Posted — UpdatedOver the past few months, I’ve been trying to write a comforting column. The thesis was going to be that even though Donald Trump is doing his best to inflame racial division, we are still making gradual progress against racism and racial disparities.
Unfortunately, this is not that comforting column. The deeper I dug into the evidence, the more I came to doubt the idea that we are still making progress on race. For every positive statistic indicating racial reconciliation, there was one indicating stagnation or even decay.
When it comes to segregation, the story is even worse. One of the things we’ve learned over the past decades is that place really matters — the nature of your neighborhood and surroundings.
As a nation we seem to have lost all enthusiasm for racial integration. A culture of individualism has led people to focus more on individual outcomes and less on the components of each community. We have settled into a reality that is separate and unequal, and we seem not too alarmed about that.
I’d say the correct response to all this is an attitude I encounter a lot among people who are working in these communities, which you might call left on structural racism and right on cultural accountability.

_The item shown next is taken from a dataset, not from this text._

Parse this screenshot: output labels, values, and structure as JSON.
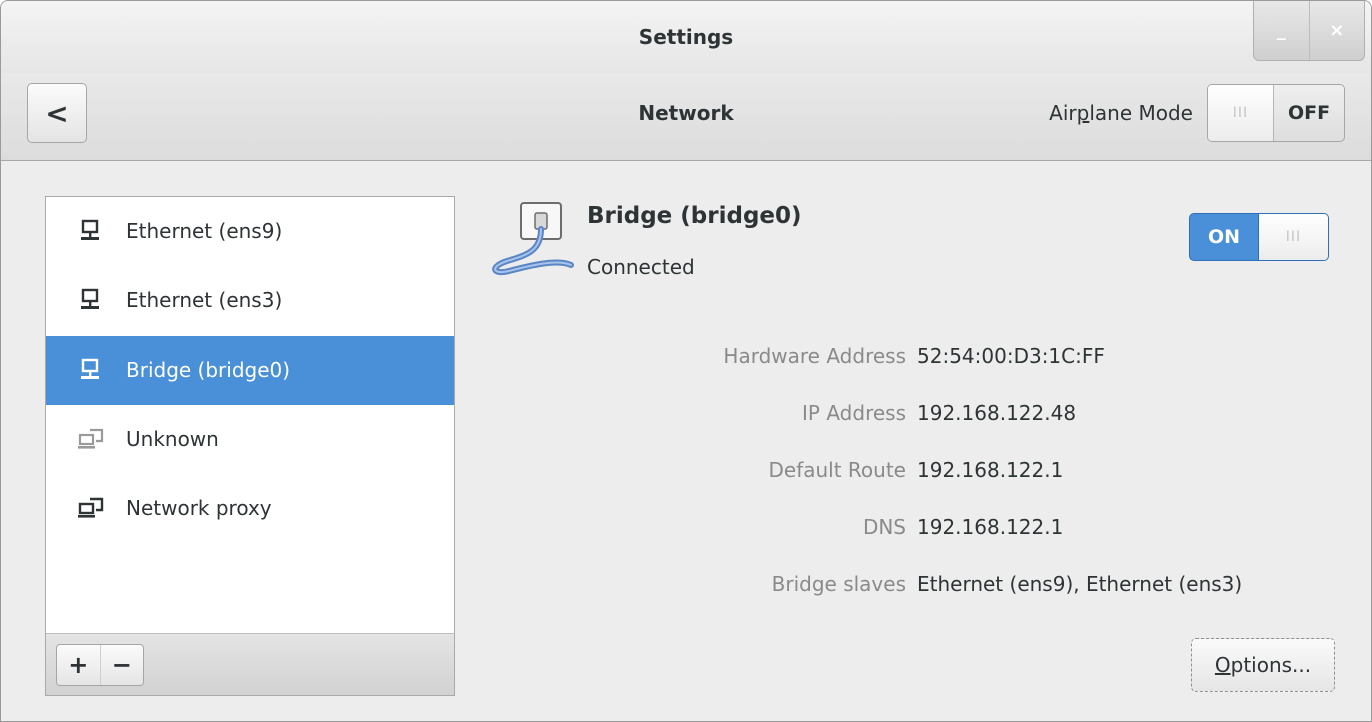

That is to say, the left-wingers have it correct when they point to the systems of oppression that pervade society: the legacy of residential segregation; the racist attitudes in the workplace that demonstrably make it much harder for African-American men to get jobs; the prejudices — in the schools, in the streets and in the judicial system — that make it much more likely that African-American males will be punished, incarcerated and marginalized.
But conservatives are right to point to the importance of bourgeois norms. Three institutions do an impressive job of reducing racial disparity: the military, marriage and church. As the A.E.I. study shows, black men who served in the military are more likely to be in the middle class than those who did not. Black men who attended religious services are 76 percent more likely to attain at least middle-class status than those who did not. As Chetty’s research shows, the general presence of fathers — not just one’s own — in the community is a powerful determinant of whether young men will be able to rise and thrive.
We’ve fallen into a bogus logjam in which progressives emphasize systems of oppression and conservatives emphasize cultural norms. Both critiques are correct. If we’re going to do something about this appalling retrogression on race, we probably need to be radical on both ends.